No Doc Mortgages Since 2010
In a sense, true no doc mortgages don't exist anymore: No lender will rely just on your word that you can repay the loan, as they did in the go-go years of the early 2000s. "Your organization must verify the information you rely on using reasonably reliable third-party records…you generally cannot rely on what consumers orally tell you about their income," states the Consumer Financial Protection Bureau (CFPB), a regulatory agency established by Dodd-Frank, in its compliance guide for lenders.
However, mortgage loans that do not require tax returns or other traditional income-verifying documents are still available. The lender lets you use other items, such as bank statements or brokerage statements, to show that you can meet your mortgage payments.
Special Considerations
No doc mortgages are commonly granted to individuals who don't have a regular source of income, including those who are self-employed, or whose wealth stems from investments or unearned-income sources. They help house flippers and landlords with multiple, expense write-offs on their tax returns to buy investment properties without thoroughly documenting their income.
But lenders granting these loans require borrowers to have excellent credit scores and high cash reserves available to make large down payments. The verification of a borrowers’ employment merely states monthly gross income on the application.

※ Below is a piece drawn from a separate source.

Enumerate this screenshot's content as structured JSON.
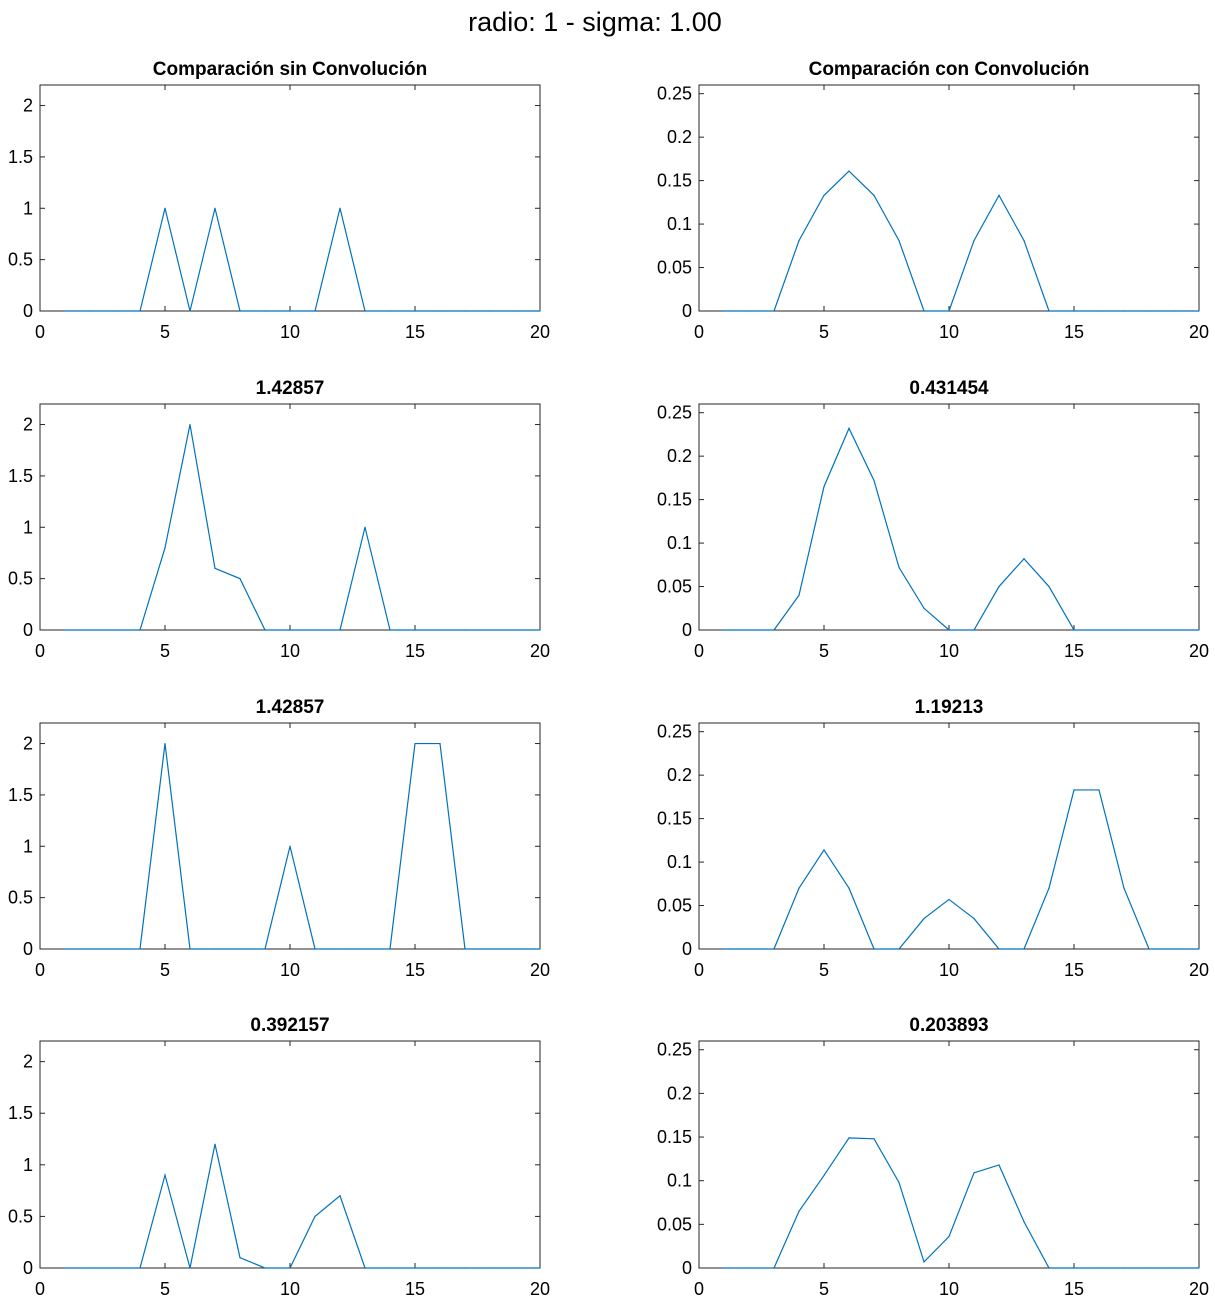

Down payment requirements are also different when it comes to these mortgages. At least a 30% down payment is required, while other mortgages may be as much as 35% to 50%. In comparison, most conventional mortgages require a 20% down payment. Such mortgages also have a maximum 70 loan-to-value ratio (LTV). This ratio is calculated as the amount of the mortgage lien divided by the appraised value of the property, expressed as a percentage.
The higher the borrower’s down payment on the investment property, the easier it is to be approved for the loan. This business model holds true for many mortgages because lenders see that the borrower is willing to offer a significant amount of capital. This large lump sum payment may mean there is less likelihood that the borrower will default because of their considerable investment.
Types of No Document Mortgages
No doc mortgages fall into the Alt-A category of lending products. They are considered as falling in between prime and subprime mortgages in terms of risk.
Other types of Alt-A loans include:
- Low documentation loans (low doc) require very little information on borrowers. Lenders often extended these loans purely on their client's credit scores.
- Stated-income, verified-assets loans (SIVA) are those for which lenders accept your assets as the basis for approval. They’re often called “bank statement loans.”
- No-income, verified-assets loans (NIVA) are similar to SIVA loans, except income is not part of the equation (or the application).
- No income-no asset (NINA). These mortgage programs do not require the borrower to disclose income or assets as part of loan calculations. However, the lender does verify the borrower's employment status before issuing the loan.
- Stated income-stated asset loans (SISA) allow the borrower to state their income and assets without verification by the lender. These products are also known as liar loans.
- NINJA loans, a slang term used for credit extended to a borrower with no income, no job, and no assets. Prevalent pre-Dodd Frank, this type is nearly extinct now, given that it ignores the verification process.
The interest rates for no documentation and other Alt-A products are usually higher than rates for a traditional mortgage loan. Many of these limited documentation loans take their security basis from the equity position in a property. A mortgage calculator can be a good resource to budget for the monthly cost of your payment.